The airport police escorted me through security, and I prepared the aircraft for departure. Calling for engine start and clearance, I discovered one of the disadvantages of a procedural-based airport with no radar. Two commercial flights were due in the next 30 minutes, and with no radar, ATC couldn’t guarantee separation; so I’d be waiting until they both arrived! I could probably have asked to leave VFR and been responsible for my own separation, but I wasn’t in any real hurry so I was happy to relax and watch the jet and turboprop arrive and disgorge their passengers into the terminal. I was given taxi clearance as the second aircraft pulled in, and was soon on my way.
Today’s flight was another short one, to the city of Malacca. I set out along the continuation of the same airway that I’d followed the day before. To the left, the central mountains of Malaysia, and to my right, the sea. I flew at 7,000ft, and even at that relatively low altitude, the ground was almost invisible in the haze. I flew over Kuala Lumpur without catching more than a glimpse of the city below, although views of the main international airport were rather clearer.

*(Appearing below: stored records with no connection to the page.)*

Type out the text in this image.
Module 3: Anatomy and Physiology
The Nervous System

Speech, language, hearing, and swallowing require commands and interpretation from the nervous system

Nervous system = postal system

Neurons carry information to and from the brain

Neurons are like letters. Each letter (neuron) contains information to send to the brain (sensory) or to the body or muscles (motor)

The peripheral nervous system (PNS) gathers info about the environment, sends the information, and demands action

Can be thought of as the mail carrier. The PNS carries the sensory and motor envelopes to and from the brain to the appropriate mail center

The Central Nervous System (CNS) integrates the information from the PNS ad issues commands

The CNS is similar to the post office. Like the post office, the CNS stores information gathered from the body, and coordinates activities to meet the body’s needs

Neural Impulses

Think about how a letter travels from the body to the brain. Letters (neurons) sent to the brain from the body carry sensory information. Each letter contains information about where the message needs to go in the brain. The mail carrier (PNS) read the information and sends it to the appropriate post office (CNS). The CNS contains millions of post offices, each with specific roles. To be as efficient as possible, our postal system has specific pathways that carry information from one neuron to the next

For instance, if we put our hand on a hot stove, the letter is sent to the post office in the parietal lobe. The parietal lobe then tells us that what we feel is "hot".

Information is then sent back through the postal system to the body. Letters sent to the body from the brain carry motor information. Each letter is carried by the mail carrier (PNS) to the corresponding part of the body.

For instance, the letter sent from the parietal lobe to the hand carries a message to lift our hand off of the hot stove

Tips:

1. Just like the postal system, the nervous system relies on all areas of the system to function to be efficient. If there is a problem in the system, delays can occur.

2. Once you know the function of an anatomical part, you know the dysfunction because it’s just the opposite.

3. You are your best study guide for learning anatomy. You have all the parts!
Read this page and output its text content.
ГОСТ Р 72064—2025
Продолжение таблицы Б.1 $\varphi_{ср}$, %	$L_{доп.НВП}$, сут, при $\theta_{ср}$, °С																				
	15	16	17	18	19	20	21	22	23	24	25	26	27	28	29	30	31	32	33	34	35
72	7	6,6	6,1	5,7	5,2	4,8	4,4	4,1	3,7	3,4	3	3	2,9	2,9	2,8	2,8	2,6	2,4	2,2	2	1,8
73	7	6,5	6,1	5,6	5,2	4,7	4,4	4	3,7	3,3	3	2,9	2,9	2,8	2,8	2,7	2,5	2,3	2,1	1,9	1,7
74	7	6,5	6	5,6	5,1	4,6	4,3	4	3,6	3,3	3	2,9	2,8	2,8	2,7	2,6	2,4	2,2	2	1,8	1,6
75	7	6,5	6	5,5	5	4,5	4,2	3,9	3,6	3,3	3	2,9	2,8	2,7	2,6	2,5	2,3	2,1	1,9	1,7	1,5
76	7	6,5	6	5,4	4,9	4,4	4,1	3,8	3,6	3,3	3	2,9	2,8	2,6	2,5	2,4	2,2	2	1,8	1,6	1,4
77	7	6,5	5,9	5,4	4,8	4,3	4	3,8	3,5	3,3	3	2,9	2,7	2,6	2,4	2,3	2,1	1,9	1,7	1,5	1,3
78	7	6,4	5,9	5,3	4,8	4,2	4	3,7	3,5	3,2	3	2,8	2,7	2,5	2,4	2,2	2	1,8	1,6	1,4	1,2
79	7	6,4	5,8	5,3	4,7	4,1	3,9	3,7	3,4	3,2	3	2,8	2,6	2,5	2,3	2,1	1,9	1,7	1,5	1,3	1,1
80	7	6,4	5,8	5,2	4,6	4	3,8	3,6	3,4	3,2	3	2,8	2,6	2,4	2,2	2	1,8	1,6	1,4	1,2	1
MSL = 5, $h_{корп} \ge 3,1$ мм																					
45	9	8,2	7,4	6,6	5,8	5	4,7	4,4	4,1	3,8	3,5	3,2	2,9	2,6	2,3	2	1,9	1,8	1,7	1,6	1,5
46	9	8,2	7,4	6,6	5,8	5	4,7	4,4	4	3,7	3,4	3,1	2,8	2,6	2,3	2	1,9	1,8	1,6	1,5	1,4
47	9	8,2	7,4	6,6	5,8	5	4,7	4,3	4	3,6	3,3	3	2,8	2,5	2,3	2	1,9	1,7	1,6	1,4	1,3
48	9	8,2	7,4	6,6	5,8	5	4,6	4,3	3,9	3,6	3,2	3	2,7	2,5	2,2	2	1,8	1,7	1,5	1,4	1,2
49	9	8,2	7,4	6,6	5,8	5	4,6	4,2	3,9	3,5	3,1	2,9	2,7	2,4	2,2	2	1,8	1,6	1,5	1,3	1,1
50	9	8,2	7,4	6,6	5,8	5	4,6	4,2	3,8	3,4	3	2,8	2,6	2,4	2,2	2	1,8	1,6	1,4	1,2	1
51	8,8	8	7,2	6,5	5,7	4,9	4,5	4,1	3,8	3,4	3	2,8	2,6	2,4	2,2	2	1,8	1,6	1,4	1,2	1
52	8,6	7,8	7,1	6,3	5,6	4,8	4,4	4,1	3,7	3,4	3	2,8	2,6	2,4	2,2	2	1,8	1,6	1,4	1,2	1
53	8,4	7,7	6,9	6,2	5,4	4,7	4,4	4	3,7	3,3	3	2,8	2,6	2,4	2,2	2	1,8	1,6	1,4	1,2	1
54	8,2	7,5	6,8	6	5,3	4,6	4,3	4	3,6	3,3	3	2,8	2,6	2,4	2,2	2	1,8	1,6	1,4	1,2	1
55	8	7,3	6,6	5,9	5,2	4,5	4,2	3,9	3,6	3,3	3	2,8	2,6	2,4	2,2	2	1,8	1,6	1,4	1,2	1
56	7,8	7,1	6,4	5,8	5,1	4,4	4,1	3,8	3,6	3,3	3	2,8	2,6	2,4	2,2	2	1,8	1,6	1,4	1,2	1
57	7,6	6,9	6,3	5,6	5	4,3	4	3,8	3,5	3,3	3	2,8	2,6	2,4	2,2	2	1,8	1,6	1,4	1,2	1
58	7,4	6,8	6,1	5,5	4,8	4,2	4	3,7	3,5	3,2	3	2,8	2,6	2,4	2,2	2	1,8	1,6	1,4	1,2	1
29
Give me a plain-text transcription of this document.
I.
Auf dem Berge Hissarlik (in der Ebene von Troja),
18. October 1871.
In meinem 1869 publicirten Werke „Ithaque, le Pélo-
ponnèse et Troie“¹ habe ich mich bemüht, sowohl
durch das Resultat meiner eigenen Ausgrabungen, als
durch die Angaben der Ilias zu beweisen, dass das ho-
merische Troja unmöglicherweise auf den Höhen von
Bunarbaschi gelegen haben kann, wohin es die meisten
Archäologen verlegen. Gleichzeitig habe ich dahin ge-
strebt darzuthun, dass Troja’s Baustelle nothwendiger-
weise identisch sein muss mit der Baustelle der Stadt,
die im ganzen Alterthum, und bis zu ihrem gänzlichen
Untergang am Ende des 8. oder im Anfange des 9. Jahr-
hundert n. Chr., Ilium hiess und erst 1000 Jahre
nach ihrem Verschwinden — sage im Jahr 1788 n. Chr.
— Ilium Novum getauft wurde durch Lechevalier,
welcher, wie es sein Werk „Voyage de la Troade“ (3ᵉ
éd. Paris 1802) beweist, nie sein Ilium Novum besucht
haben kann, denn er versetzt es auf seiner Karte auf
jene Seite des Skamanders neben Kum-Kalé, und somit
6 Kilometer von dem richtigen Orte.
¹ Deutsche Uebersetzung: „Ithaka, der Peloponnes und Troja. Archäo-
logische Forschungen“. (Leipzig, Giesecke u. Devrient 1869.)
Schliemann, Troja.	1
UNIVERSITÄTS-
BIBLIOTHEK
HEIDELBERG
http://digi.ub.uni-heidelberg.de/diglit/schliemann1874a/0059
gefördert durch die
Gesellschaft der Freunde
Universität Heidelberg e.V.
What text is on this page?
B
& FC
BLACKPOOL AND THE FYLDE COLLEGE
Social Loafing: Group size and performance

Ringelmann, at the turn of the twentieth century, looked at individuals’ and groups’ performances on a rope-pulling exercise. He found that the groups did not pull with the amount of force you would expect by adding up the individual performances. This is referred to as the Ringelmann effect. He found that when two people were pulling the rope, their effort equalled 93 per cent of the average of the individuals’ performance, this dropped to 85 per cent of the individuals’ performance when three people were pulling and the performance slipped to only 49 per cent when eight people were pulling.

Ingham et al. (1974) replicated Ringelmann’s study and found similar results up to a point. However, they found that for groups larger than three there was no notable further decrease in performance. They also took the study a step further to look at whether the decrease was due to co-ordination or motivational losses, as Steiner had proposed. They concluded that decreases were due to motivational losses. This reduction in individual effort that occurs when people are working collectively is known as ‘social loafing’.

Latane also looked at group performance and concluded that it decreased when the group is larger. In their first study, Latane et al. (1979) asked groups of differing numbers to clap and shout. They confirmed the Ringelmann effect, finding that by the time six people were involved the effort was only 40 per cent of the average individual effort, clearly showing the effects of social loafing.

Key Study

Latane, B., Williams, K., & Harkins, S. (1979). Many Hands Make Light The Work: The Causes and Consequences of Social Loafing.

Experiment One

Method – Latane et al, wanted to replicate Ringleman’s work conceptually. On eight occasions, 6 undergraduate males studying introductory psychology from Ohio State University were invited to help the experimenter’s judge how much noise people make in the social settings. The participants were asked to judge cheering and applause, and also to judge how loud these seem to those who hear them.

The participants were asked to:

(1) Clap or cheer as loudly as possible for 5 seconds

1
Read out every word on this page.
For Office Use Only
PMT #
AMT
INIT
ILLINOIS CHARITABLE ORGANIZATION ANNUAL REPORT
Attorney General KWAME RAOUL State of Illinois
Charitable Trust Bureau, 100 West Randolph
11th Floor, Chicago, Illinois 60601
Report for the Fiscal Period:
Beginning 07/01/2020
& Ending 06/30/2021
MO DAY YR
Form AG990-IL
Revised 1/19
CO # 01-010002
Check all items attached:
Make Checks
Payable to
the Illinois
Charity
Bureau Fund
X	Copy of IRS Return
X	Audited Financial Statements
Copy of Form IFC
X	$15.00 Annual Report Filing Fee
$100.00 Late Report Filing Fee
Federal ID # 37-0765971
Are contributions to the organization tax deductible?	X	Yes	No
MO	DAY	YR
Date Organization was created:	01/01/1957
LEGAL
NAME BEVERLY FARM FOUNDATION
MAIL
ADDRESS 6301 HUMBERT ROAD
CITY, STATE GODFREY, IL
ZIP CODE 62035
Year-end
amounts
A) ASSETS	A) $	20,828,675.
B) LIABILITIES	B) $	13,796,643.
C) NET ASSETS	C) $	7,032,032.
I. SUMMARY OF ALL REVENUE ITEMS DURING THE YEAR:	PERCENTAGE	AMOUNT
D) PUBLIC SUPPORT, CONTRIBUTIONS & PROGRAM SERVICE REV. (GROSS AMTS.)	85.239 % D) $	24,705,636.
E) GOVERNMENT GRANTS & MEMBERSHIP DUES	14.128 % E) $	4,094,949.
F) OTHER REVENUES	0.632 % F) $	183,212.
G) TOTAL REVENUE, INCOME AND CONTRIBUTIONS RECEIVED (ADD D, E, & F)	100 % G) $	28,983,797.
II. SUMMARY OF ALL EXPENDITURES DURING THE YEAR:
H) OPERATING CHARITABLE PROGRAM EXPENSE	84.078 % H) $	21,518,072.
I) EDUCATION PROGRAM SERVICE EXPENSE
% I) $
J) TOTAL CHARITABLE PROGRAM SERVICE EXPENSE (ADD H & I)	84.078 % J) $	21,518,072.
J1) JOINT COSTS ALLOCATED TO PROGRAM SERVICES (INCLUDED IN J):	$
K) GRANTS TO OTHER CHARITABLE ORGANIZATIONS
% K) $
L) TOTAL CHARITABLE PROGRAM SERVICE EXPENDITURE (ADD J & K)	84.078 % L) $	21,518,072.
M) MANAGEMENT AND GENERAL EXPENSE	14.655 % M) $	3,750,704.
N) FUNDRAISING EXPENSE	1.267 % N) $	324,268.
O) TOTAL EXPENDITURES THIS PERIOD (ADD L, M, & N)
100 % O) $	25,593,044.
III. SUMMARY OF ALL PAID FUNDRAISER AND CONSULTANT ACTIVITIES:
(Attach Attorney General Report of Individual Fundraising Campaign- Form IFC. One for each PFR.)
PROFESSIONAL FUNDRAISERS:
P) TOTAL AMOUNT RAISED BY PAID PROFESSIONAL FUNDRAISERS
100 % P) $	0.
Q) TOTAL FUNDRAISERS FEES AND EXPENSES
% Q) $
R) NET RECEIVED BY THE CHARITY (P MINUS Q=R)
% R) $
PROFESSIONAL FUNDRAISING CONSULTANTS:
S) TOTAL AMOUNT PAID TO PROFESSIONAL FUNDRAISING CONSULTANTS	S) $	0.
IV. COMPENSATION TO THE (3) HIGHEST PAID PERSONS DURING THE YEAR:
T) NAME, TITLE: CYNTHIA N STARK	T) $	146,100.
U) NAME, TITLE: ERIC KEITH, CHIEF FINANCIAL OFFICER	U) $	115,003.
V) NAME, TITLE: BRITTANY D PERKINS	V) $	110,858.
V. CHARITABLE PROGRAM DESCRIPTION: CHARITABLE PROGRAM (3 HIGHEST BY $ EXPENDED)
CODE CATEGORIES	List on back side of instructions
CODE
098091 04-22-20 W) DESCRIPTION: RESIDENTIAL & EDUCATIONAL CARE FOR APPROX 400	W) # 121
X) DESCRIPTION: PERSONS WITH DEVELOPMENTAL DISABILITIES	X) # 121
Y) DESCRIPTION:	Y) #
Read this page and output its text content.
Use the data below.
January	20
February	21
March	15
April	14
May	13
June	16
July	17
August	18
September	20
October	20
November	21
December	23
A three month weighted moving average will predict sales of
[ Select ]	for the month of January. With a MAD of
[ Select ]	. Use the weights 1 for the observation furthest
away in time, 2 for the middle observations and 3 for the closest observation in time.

There was quite a lot of traffic into Malacca. Air Traffic Control were very professional, and took each aircraft in turn; in a lot of places they’d have just kept the little Cessna waiting until the end of the line. I kept my speed up to the absolute maximum as I flew the approach to runway 03, touched down, and back-taxied to the apron. Malacca has a small, four-place GA parking apron next to the main apron. I shut down in my assigned space, and secured the cover; time to head in to town!
I was staying at “The Majestic” hotel, which had a very colonial-era theme going on. I was served tea in my room on arrival, before setting out to walk around the city a little before the light faded. My first stop was the Cheng Hoon Teng Temple. This Chinese temple was founded in 1645, and is the oldest functioning temple in Malaysia. From here I continued through China Town, where the main street had been blocked off from vehicles and was filling up with stalls and pedestrians.
At the end, I came to a roundabout where a selection of colourful “trishaws” were parked up. Malacca is known for these pedal-powered rickshaws, which are decorated by the drivers with a selection of toys, souvenirs, and flashing lights. Hello Kitty, Disney Movies, and Spiderman were all popular themes. They were parked near the Stadhuys, thought to be the oldest remaining Dutch building in the Orient, and now the museum of History and Ethnography.
I climbed the stairs past this old, red building and continued up the hill to St Paul’s Church. Continuing the “oldest building” theme of my walk, this church is the oldest church building in Malaysia and southeast Asia, having been built in 1521. These days the church is no longer active as a place of worship given that it has no windows or roof; it does, however, have a commanding view over the city and port of Malacca and was clearly a popular place for people to come and watch the sunset. A group of high-school girls asked to take a picture with me, apparently for a school project on the Arabic language; it was not clear how I fitted in to that, but I was happy to oblige all the same.
I took advantage of Malaysia’s apparently very low sushi prices once again before walking back through the now post-sunset streets to the hotel. The trishaws, colourful before dark, had now blossomed further and were festooned with flashing and dancing lights, and all playing loud upbeat music as they cruised around. I contemplated riding a Hello Kitty cart back to the hotel but eventually decided against it; after as much salmon as I had eaten, I needed the walk.